E-mobility needs steel

It is no secret that carmakers are intensifying their efforts to develop mass-market electric vehicles (EVs). Although sales of EVs are still a long way behind conventional ICE vehicles, there are expectations that they will make up a quarter of all new car sales by 2025 and be on their way to becoming mainstream. For this transition to be fully successful, carmakers must increase their efforts to extend range, reduce cost and enhance safety.

Now, a new S-in motion study from ArcelorMittal proves that steel remains the best choice to achieve this revolution in mobility at an affordable cost.

EVs have some significant advantages over cars powered by an internal combustion engine (ICE) as Greg Ludkovsky, vice-president of ArcelorMittal Global R&D, explains: “They have nearly 90% fewer rotating parts than ICE vehicles, meaning less wear and tear on the car and a lifespan of almost 1m kilometres or 600,000 miles. Regular maintenance is significantly lower as they require no oil changes or tune-ups. As a result, operating costs per kilometre or per mile are significantly lower.”

Battery pack structure and weight critical for BEVs

Battery electric vehicles (BEVs) are equipped with large batteries to ensure the vehicle driving range expected by consumers. For OEMs, key concerns are the financial costs of EVs that could limit how quickly sales will take off. Another challenge for EV-makers has been the weight of the battery and the extra reinforcement needed to protect it during a crash event – this can add up to 500kg.

ArcelorMittal’s most recent S-in motion BEV study shows that advanced high-strength steels (AHSS) can answer many of these concerns. The study examined the battery pack, which houses the battery cells and their equipment; the chassis; and the body-in-white (BIW).

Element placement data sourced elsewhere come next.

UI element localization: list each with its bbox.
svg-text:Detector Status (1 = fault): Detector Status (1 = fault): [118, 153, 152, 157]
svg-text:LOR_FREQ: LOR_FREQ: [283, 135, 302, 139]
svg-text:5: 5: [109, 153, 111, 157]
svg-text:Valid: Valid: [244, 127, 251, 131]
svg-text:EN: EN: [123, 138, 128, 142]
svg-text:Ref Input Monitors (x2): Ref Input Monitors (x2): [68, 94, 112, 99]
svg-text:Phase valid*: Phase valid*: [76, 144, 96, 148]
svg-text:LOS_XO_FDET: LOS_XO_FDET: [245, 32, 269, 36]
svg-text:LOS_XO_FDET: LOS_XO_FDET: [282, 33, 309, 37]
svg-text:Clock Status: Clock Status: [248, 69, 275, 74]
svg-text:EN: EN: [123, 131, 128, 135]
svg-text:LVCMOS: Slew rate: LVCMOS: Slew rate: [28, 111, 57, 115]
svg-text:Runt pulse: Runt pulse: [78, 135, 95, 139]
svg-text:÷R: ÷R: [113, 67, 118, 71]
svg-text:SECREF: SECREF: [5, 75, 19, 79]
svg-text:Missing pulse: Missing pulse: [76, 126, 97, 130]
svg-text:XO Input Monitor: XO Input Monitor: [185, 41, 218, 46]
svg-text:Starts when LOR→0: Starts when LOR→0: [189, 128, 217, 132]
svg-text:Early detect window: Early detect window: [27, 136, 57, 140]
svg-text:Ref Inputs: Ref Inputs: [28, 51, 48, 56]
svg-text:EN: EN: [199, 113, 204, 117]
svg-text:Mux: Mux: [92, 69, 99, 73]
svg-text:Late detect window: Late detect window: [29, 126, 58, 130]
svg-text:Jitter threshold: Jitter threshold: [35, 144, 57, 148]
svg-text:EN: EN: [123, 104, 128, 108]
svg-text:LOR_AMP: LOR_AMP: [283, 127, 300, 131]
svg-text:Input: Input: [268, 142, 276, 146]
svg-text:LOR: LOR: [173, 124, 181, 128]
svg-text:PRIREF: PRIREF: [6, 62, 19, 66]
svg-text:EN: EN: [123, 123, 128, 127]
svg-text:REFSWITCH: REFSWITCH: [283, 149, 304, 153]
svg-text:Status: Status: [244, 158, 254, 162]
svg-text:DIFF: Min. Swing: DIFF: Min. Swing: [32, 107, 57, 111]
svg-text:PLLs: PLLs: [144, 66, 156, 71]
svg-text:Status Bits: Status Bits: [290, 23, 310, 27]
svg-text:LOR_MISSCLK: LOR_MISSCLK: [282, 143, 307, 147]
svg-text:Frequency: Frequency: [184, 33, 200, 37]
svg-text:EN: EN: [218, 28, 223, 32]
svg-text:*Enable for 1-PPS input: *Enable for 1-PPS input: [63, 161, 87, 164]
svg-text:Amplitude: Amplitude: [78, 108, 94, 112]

The battery pack is one of the most vital parts of an EV. As well as protecting the battery and its equipment from external elements, it must keep the vehicle and its passengers safe from battery leakage, fumes, fire, and electromagnetic fields.

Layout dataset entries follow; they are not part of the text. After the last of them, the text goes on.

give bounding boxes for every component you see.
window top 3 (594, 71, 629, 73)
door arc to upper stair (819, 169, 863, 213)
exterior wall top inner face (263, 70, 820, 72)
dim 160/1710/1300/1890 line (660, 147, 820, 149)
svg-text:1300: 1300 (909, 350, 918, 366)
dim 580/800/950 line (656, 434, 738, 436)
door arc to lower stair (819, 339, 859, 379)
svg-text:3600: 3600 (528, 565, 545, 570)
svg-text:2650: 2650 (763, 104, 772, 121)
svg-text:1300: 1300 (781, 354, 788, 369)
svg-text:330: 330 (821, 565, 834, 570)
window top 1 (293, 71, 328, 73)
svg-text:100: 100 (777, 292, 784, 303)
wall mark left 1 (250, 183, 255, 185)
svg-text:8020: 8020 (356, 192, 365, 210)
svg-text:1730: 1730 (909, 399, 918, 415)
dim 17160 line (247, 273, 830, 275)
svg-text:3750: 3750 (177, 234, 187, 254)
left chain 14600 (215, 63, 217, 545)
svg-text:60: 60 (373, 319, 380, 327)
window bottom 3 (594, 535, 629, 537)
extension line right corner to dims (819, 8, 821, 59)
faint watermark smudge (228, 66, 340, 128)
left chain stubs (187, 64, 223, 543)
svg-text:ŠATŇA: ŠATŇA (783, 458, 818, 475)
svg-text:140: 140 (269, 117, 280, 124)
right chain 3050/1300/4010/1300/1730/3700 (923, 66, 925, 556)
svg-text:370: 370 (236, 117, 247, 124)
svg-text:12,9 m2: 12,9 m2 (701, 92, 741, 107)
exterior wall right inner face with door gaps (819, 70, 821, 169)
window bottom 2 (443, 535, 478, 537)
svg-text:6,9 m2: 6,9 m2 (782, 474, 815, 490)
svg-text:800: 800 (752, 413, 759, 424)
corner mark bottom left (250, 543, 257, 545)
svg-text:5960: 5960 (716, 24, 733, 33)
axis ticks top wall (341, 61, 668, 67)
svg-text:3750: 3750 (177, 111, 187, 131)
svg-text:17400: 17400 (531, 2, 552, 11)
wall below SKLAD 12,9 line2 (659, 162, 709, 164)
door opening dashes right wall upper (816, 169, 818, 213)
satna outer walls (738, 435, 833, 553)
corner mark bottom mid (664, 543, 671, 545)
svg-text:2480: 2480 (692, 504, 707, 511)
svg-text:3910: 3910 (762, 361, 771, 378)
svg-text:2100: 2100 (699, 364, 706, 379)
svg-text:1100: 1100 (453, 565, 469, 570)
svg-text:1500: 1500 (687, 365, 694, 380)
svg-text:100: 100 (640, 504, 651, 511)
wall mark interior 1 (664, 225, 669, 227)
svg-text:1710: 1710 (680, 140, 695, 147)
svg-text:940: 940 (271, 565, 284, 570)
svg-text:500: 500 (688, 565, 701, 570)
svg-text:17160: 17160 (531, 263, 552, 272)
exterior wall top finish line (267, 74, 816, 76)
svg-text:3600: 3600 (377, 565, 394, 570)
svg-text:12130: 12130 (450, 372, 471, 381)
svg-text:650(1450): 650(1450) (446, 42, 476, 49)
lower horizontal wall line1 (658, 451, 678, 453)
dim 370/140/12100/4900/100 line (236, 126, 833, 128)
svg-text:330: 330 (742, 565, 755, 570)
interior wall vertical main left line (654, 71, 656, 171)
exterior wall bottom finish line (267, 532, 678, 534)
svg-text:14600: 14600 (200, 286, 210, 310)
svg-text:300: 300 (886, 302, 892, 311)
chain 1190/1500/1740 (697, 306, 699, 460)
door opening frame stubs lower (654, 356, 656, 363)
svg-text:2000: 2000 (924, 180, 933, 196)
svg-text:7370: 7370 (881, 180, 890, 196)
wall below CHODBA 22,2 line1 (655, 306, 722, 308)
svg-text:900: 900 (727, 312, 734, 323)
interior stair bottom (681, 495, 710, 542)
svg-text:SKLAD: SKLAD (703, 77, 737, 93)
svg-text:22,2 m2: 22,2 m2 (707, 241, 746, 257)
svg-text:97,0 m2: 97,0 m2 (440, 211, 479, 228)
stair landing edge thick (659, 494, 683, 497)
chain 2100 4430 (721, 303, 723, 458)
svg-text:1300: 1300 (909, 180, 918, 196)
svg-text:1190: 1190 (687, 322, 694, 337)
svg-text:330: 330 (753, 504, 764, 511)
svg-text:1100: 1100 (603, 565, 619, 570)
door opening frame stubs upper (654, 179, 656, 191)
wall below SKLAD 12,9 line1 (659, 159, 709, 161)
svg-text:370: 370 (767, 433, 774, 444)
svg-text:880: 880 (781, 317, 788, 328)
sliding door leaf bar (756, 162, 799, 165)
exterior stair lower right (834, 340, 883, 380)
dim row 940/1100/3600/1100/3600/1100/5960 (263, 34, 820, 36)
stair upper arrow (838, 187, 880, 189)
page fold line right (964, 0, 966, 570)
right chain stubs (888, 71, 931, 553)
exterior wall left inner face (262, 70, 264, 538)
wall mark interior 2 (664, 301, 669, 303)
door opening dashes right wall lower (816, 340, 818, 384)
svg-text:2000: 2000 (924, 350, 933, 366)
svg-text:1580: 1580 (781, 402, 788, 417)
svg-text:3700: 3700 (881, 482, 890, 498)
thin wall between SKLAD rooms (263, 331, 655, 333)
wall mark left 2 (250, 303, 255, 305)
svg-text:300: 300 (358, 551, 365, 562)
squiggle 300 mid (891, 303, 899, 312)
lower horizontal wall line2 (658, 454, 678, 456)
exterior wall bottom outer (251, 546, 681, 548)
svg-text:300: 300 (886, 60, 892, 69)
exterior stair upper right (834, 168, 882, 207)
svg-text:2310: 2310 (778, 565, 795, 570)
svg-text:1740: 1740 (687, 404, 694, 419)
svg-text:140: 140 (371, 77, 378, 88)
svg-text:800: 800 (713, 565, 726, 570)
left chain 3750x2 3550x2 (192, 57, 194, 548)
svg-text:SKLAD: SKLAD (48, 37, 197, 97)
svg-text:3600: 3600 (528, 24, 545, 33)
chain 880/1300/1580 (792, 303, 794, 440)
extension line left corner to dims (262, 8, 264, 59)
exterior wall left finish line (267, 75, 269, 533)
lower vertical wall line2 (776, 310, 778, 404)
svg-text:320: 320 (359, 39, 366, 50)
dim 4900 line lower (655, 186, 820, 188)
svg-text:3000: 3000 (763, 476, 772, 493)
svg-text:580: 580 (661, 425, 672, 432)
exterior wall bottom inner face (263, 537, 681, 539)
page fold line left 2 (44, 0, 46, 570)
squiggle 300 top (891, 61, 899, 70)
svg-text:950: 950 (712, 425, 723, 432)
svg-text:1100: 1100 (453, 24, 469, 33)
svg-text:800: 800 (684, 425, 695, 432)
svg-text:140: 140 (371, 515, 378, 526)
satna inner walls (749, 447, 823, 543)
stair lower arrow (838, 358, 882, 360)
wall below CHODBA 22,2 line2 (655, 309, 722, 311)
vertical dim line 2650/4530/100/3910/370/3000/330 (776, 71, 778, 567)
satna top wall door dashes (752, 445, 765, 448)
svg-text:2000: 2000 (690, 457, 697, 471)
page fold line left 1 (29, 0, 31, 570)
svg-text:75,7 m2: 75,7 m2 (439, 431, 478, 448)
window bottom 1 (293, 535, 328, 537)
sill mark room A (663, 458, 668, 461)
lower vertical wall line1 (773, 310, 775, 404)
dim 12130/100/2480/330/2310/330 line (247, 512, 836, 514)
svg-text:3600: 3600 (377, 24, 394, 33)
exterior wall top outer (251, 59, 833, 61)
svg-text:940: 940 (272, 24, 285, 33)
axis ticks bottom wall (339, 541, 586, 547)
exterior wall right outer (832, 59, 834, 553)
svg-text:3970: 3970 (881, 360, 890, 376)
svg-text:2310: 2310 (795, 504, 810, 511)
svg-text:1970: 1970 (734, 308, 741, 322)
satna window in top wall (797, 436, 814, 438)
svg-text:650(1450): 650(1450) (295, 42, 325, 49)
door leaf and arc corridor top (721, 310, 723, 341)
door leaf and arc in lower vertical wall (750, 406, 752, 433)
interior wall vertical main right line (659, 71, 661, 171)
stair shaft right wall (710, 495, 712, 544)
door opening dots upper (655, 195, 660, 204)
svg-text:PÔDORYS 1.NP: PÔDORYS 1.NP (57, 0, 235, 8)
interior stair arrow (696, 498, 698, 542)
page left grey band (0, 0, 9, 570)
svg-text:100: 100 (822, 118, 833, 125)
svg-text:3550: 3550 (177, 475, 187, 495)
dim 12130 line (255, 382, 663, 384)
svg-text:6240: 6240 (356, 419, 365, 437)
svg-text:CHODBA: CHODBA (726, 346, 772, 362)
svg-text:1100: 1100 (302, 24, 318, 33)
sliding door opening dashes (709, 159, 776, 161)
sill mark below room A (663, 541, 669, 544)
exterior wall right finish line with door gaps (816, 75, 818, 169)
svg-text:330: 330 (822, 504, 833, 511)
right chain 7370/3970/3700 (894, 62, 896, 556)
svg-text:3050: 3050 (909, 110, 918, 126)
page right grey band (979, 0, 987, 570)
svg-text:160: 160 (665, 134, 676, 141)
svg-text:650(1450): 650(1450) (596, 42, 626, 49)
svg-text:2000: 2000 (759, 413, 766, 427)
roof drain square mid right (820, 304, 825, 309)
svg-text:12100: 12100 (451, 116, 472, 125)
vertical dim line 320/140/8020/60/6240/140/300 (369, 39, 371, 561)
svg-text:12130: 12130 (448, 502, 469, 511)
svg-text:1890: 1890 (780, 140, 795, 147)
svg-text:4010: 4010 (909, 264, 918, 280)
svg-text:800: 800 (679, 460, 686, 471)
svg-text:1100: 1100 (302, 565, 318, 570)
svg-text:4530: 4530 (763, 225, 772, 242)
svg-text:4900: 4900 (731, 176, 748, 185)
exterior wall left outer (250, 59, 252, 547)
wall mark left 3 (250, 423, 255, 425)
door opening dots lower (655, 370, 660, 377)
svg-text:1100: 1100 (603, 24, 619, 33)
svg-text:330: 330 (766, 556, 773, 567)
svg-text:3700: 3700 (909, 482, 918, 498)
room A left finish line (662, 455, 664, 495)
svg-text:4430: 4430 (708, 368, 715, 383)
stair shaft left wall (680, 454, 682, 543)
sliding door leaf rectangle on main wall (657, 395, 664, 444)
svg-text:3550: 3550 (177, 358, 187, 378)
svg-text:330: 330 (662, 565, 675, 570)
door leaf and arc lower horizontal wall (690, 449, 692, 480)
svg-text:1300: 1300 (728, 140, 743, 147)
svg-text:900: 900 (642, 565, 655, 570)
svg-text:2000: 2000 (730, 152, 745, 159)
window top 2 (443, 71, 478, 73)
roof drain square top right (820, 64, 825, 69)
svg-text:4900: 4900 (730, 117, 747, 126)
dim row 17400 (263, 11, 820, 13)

The S-in motion examination of the battery pack demonstrated this by simulating some of the most severe load cases, such as underfloor intrusion, pole crush and drop tests. The high mechanical properties of ArcelorMittal’s MartINsite 1500 steel grade exhibited excellent results in these tests when combined with an appropriate design.

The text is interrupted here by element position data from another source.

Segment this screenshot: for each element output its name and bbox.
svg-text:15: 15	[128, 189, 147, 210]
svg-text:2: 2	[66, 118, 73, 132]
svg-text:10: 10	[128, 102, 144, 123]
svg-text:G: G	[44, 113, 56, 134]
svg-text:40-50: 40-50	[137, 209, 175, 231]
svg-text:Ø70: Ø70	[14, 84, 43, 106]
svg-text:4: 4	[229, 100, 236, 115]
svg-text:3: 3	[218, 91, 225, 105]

The MartINsite grade was able to resist high load-deformation due to its very high yield strength of more than 1200 MPa. The three main sub-modules (upper cross member, frame and lower shield) were found to benefit from this steel grade.

Battery packs

The S-in motion Battery Pack study includes several best-in-class and customisable battery pack solutions. Each showcases the ability of AHSS to meet structural requirements while providing attractive weight and cost benefits. The overall weight of the lightest battery pack concept is 107kg on the basis of a C-segment vehicle. With 60kWh energy, the car has a driving range of 460km with current energy densities available on the market.

When the battery and equipment are included, the overall weight of the battery pack is 427kg. This all-steel solution can match the weight of a battery pack already on the road and provide a comparable level of energy, but at a much lower cost.

The ArcelorMittal battery pack design is modular. It has been easily adapted to a SUV vehicle architecture within the S-in motion BEV full vehicle project.

Steel with a difference

For years, ArcelorMittal has been regarded as a leading provider of high-quality electrical steel for use in a wide variety of applications, including the electric motor, offering increased motor efficiency, speed and torque. S-in motion solutions for the body-in-white and chassis The body-in-white and chassis of a BEV are significantly different to those in an ICE or hybrid powertrain vehicle. The ArcelorMittal solutions dedicated to BIW underbody hoist and secure the large battery pack and new electric motors required. AHSS offers OEMs the most efficient BIW and chassis weight and performance at the most affordable cost. The adaptations take into account constraints such as the extra space for the occupants and the vehicle height in line with the new design trends. ArcelorMittal’s automotive steel grades and solutions continue to ensure carmakers develop BEVs which can meet global crash requirements and are as safe as the best-in-class ICE vehicles on the road today. Moreover, they limit the mass penalty of the BIW despite the electric powertrain weight increase.